The system's sleep function is a great feature; it works stably and saves a lot of time rebooting the system. The problem is, when sleep is enabled, you have the risk that the system goes to sleep when it shouldn't, e.g. during a big download or backup. So the best solution would be for the sleep function to be deactivated when a user is logged in, and activated when nobody is logged in.
So I wrote two small shell scripts, called by the login and logout hooks. Because OS X is a multi user OS, you have to consider that more then one user can login and logout. Therefore, the sleep timer must be activated only when the last user loged out of the system.

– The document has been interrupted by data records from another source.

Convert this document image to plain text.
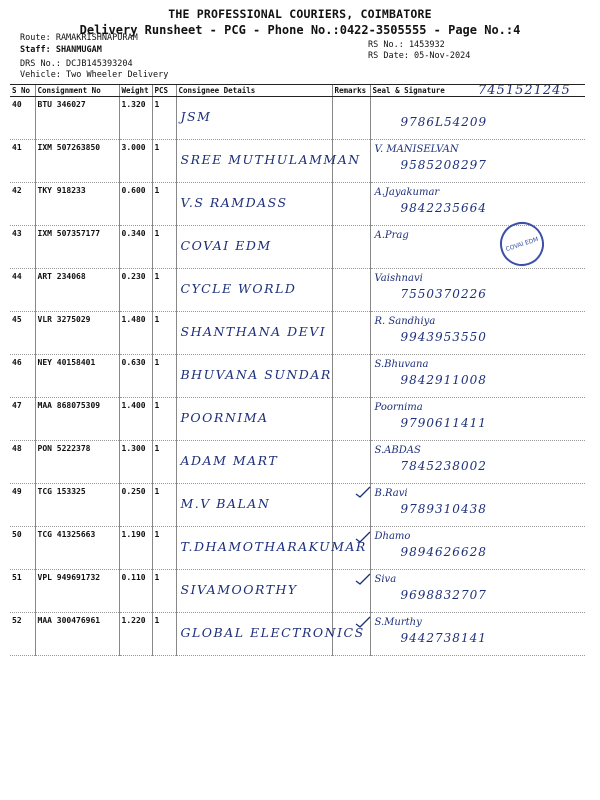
THE PROFESSIONAL COURIERS, COIMBATORE
Delivery Runsheet - PCG - Phone No.:0422-3505555 - Page No.:4
Route: RAMAKRISHNAPURAM
Staff: SHANMUGAM
DRS No.: DCJB145393204
Vehicle: Two Wheeler Delivery
RS No.: 1453932
RS Date: 05-Nov-2024
7451521245
S No	Consignment No	Weight	PCS	Consignee Details	Remarks	Seal & Signature
40	BTU 346027	1.320	1	JSM		9786L54209

41	IXM 507263850	3.000	1	SREE MUTHULAMMAN		V. MANISELVAN
9585208297

42	TKY 918233	0.600	1	V.S RAMDASS		A.Jayakumar
9842235664

43	IXM 507357177	0.340	1	COVAI EDM		A.Prag

44	ART 234068	0.230	1	CYCLE WORLD		Vaishnavi
7550370226

45	VLR 3275029	1.480	1	SHANTHANA DEVI		R. Sandhiya
9943953550

46	NEY 40158401	0.630	1	BHUVANA SUNDAR		S.Bhuvana
9842911008

47	MAA 868075309	1.400	1	POORNIMA		Poornima
9790611411

48	PON 5222378	1.300	1	ADAM MART		S.ABDAS
7845238002

49	TCG 153325	0.250	1	M.V BALAN		B.Ravi
9789310438

50	TCG 41325663	1.190	1	T.DHAMOTHARAKUMAR		Dhamo
9894626628

51	VPL 949691732	0.110	1	SIVAMOORTHY		Siva
9698832707

52	MAA 300476961	1.220	1	GLOBAL ELECTRONICS		S.Murthy
9442738141
COVAI EDM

Here is the login script login.sh:
#!/bin/sh
#
# create login lock
echo $1 > /tmp/login_$1.LOCK
# deactivate system sleep timer
/usr/bin/pmset -a sleep 0
And the logout script logout.sh:
#!/bin/sh
#
# delete own login lock
rm /tmp/login_$1.LOCK
# test other user is logged in
if [ ! -s /tmp/login_*.LOCK ]
then
# no other login lock found, activate system sleep timer
/usr/bin/pmset -a sleep 15
fi
The login script is setting a LOCK file, created with the user name, then it deactivates the sleep timer. The logout script is deleting the user's own LOCK file. Then it tests for other user LOCK files, and when no LOCK files are found, then it activates the sleep timer for 15 minutes. To get the two scripts executed when login/logout occurs, activate them as follow:
sudo defaults write com.apple.loginwindow LoginHook /path/to/script/login.sh
sudo defaults write com.apple.loginwindow LogoutHook /path/to/script/logout.sh
Two simple scripts let you implement a system sleep management.